Oil Tumbles to Fresh Lows on China Market Turmoil
Brent oil closed at a $4.45 premium to West Texas Intermediate, the U.S. benchmark.
“Recent economic and FX weakness in China and other emerging markets will not tip the global economy into recession”, the bank said, but it added that “we see a meaningful risk that markets are over-interpreting the collapse of oil and commodity prices as a negative growth signal”.
The national average retail gasoline price in the U.S. fell to $2.595 a gallon Monday, the lowest price for this time of year since 2004, according to AAA.
“What’s more, lower prices now should boost global economic growth and demand as well as curtailing alternative sources of production, not least US shale, which should lead to higher prices in the future”. And he says he expects the current market turmoil to prompt the U.S Federal Reserve to push back an interest rate hike that had been expected in September, weakening the dollar. In Saudi Arabia, where the government is dependent on oil revenues to provide basic services, officials have expressed reluctance to cut the flow of crude.
October crude CLc1 was down $2.21 or 5.5 percent at $38.24, the lowest since February 2009. U.S.
Shayne Heffernan Funds Manager at HEFFX holds a Ph.D.in Economics and brings with him over 25 years of trading experience in Asia and hands on experience in Venture Capital, he has been involved in several start ups that have seen market capitalization over $500m and 1 that reach a peak market cap of $15b. The OPEC production of oil has averaged 31.5 million barrels a day in July marking a three-year high.
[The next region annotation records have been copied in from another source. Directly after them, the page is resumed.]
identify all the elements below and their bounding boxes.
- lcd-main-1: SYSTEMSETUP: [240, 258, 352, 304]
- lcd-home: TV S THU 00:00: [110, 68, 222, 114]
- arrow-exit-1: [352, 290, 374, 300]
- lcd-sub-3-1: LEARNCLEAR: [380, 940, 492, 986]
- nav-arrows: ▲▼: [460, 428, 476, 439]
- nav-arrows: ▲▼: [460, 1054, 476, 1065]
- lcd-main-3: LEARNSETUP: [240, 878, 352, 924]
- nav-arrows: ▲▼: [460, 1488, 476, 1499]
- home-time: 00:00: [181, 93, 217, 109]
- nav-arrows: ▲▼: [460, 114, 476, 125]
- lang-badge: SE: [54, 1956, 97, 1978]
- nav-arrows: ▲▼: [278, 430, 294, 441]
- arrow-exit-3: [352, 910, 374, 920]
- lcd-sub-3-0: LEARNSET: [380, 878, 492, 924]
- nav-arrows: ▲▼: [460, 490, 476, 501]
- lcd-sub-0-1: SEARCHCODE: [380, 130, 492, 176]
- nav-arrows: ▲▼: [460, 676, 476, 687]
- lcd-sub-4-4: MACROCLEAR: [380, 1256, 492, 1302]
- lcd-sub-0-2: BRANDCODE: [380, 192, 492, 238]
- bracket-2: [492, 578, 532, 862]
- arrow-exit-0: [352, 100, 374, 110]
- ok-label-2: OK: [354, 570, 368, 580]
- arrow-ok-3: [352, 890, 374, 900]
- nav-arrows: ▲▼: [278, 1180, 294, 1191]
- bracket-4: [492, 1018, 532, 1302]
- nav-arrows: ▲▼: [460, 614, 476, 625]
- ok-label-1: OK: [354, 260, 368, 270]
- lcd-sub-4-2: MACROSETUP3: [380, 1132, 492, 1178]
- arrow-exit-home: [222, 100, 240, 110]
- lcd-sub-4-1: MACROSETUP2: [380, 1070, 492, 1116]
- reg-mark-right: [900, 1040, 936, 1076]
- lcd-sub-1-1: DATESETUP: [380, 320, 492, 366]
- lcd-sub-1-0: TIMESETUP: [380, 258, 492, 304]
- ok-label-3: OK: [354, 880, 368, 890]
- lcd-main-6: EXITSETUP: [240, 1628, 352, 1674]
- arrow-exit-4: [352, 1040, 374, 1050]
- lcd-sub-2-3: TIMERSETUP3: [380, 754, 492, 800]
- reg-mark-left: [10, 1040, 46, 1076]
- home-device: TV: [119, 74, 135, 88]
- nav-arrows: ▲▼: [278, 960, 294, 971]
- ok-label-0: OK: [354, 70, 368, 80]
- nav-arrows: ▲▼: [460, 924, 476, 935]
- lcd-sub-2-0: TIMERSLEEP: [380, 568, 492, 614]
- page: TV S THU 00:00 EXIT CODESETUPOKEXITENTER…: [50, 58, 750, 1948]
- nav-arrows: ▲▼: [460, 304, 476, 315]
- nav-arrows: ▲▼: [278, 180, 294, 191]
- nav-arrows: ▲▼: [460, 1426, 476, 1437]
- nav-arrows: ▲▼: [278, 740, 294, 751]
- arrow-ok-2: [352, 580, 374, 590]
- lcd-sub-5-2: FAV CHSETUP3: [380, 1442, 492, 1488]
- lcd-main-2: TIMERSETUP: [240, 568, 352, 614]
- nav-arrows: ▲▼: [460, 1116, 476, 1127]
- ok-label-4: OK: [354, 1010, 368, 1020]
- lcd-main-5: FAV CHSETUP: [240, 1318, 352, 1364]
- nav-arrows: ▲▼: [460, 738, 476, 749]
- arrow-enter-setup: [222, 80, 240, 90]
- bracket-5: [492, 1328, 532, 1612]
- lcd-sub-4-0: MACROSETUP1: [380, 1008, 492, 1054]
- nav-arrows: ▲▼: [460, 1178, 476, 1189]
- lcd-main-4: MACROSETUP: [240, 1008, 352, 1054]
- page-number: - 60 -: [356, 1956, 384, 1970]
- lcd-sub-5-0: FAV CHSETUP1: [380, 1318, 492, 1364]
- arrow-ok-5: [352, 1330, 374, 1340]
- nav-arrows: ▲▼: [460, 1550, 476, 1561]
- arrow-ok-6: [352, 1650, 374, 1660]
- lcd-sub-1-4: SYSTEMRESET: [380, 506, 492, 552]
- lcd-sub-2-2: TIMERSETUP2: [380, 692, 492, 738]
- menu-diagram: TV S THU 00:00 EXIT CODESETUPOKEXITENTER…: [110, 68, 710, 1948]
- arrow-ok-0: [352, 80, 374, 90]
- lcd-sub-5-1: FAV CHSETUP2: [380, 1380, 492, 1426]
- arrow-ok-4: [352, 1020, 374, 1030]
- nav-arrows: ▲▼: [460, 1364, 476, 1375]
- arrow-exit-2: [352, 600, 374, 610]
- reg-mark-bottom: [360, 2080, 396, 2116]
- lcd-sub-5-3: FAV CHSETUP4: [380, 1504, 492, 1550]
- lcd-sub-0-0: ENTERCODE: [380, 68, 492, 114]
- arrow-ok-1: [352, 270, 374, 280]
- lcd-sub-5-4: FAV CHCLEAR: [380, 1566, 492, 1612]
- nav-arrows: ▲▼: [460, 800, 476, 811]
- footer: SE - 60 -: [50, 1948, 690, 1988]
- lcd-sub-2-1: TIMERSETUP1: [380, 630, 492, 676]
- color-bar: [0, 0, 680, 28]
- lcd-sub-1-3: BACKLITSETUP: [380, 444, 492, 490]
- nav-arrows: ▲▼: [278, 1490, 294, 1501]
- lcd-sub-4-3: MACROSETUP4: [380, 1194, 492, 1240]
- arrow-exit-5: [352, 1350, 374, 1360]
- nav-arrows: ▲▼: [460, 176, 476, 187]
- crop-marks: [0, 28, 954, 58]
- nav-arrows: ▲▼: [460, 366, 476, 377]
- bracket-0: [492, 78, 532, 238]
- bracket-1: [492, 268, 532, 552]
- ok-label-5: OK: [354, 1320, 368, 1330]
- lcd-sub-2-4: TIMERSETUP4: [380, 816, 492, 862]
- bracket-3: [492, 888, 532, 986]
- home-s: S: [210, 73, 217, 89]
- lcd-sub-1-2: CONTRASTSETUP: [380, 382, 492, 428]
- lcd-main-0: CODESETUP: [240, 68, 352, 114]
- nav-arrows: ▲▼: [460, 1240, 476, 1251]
Prices of crude oil and most other commodities rebounded in Asia Tuesday but stayed under pressure following a global sell-off sparked by the faltering economy in China, the world’s top user of industrial metals and energy. Exxon Mobil Corp., the largest U.S energy producer, fell as much as 7.7 per cent to US$66.55 a share, the lowest since October 2010.
That has raised fears that oil traders will demand still lower prices to offset rising storage costs and that crude that can’t be stored will be tossed onto an already glutted market. Companies that primarily drill for oil onshore in the U.S., such as Continental Resources, have suffered even steeper declines.
Looking ahead, some analysts believe the market is looking at $35 a barrel as the next price target for WTI.
Brent was up 68 cents at $43.37 a barrel by 12:07 p.m. EDT (1607 GMT), after hitting $42.23 on Monday, its lowest since March 2009.